All health care services can be broken down into two major categories – preventive (or proactive) and reactive (or reactionary) care. Preventive health care stops conditions from occurring. Doctors give reactionary treatment in response to a visible symptom.
The medical industry has overwhelmingly skewed its research and product distribution efforts to reactive programs and medicines. However, there is evidence that preventive health treatments provide more benefits than any other type of treatment. Researchers around the world uphold the value of keeping people healthy rather than “curing disease.” Why aren’t there more of these kinds of health programs in the mainstream?
One reason is that most people do not understand the nature of this type of medicine. Many medical professionals and consumers function by the saying “If it ain’t broken, don’t fix it.” They overlook the health plans that could thwart chronic disease and help people maintain a productive lifestyle.
The numbers say it all – Americans spend over $3 trillion in reactive health care treatments, yet lag behind the world in life expectancy. Americans also experience higher rates of diabetes and infant mortality. The rest of the world is also improving at a rate faster than the United States.
Preventive health has a lower cost by an exponential magnitude. In the simplest case, a few dollars invested in a balanced vitamin intake can prevent many diseases, from flu to a heart attack. Taking this philosophy up the scale, we find that governments that put money into in preventive health care experience many positive side effects.
For instance, the United States spends the highest amount of money in the world on its health (17.1% of GDP in 2015 and rising). The overwhelming majority of this relief is reactive. As mentioned before, the United States is one of the most unhealthy first world countries in the world. Many researchers place the United States firmly in first place. Other nations compared to the US in studies from the Organization for Economic Cooperation and Development (OECD) fared much better with billions less spent.
Denmark, Switzerland, and France spend anywhere from one-half to one-third of healthcare monies that the US does. However, their citizens have better overall health. They have highly functional educational systems, social security programs for the elderly and they dole out less on their prison systems as well. It seems that keeping people healthy helps them to become smarter, more independent in old age, and less likely to lash out at society. Specialists argue that large health care companies in the United States do not take this research into account.
Preventive health can help more than physical conditions. It is also being used to deal with potentially challenging behaviors in students with learning disabilities. Case studies and research that medical professionals have access to today provide incredibly precise trend lines and hypotheses. Doctors have a great deal of data to pick through when diagnosing and treating patients. Medical professionals all agree that every patient case will have some unique quality. Health prevention case studies give these doctors trends to follow and learn from.

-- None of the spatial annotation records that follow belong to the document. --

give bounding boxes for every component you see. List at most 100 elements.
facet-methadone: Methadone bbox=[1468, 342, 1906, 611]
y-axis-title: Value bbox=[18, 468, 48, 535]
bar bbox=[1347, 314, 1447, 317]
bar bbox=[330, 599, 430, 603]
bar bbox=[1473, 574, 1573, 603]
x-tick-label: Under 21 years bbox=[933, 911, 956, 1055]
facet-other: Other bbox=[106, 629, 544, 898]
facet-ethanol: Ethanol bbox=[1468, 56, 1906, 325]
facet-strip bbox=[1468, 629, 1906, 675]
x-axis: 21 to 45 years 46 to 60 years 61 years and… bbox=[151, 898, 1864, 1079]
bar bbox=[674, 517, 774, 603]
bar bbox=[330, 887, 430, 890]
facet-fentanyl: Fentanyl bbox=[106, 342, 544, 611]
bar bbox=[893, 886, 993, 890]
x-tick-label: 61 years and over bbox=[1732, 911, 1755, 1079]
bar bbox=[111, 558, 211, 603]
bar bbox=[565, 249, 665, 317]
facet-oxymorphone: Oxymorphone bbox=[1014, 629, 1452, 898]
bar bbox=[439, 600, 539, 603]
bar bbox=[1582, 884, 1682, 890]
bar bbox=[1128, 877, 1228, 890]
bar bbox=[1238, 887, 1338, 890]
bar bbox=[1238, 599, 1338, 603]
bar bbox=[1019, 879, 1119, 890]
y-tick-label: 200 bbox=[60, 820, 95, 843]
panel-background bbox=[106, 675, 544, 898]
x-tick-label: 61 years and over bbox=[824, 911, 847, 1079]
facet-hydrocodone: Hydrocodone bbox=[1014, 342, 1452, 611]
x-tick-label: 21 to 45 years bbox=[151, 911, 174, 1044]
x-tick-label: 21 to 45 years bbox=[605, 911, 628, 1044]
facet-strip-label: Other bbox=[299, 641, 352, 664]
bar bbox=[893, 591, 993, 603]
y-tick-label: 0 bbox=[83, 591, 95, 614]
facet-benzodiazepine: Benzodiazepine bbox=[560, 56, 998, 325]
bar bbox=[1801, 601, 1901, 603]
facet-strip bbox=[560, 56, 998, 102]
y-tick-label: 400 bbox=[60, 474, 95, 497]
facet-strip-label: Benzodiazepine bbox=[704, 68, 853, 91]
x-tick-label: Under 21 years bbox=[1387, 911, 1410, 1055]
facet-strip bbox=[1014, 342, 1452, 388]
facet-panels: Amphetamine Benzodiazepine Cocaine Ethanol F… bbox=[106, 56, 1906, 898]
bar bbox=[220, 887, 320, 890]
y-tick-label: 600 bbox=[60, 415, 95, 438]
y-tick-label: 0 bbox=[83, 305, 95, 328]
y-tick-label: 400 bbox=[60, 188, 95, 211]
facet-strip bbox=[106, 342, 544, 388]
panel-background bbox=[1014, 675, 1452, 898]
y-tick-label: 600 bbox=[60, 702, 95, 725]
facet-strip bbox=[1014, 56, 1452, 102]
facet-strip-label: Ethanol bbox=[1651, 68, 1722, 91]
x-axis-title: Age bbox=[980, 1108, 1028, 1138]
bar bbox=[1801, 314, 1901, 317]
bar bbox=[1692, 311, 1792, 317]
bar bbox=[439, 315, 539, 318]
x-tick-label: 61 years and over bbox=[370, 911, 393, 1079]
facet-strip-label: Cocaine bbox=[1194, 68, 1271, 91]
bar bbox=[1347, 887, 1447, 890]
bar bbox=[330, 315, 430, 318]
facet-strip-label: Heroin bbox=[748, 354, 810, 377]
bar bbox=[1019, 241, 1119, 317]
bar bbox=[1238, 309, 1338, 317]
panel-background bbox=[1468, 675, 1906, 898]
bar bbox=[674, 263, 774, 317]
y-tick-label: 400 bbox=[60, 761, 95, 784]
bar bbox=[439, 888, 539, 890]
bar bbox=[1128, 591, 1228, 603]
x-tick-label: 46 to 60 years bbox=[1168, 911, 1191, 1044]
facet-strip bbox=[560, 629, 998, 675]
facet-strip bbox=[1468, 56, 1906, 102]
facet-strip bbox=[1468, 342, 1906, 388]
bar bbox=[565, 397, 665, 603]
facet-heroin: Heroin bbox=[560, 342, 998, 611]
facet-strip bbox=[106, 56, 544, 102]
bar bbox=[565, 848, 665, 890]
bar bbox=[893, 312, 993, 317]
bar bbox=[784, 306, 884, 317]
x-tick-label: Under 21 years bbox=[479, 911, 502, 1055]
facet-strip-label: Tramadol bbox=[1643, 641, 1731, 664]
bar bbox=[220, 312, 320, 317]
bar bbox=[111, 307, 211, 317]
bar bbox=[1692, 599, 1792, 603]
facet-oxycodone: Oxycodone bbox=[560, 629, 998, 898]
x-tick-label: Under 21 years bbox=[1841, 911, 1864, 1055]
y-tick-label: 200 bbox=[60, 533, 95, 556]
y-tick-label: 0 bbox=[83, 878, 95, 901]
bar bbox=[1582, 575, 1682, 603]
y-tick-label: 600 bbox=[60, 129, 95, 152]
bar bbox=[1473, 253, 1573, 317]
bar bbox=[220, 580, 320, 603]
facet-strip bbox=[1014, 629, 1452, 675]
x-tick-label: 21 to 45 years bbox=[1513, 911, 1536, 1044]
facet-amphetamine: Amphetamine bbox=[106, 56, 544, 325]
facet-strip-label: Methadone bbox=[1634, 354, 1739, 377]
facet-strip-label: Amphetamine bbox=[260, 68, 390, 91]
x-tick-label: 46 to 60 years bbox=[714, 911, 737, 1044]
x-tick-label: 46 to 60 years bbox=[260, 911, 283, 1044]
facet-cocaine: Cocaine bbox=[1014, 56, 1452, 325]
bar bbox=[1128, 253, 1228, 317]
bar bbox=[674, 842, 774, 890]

In many instances, behavioral specialists can fix problems before they show themselves.
Emory researcher Zain Rahimi believes preventive health programs work outside of the US because of cultural differences. He seems to imply that more of this type of medicine in the US would cause very little to change. He also states that scientific institutions should not use proactive care that is not “clearly medical” to study other societal phenomena. It is outside of their expertise at that point.
Rahimi also argues that the United States will have a tough time ditching reactive health care. The United States has metrics that point specifically to “cases cured” rather than “cases avoided.” The measure of success depends on curing cases that have already progressed and require traditional treatment.
The debate between preventive and reactive health will continue, mostly because the conversation is not purely medical. It is political and economic as well. One can only hope that politics, economics, and medicine will one-day match and provide unhindered and objective medical expertise for those who need it most.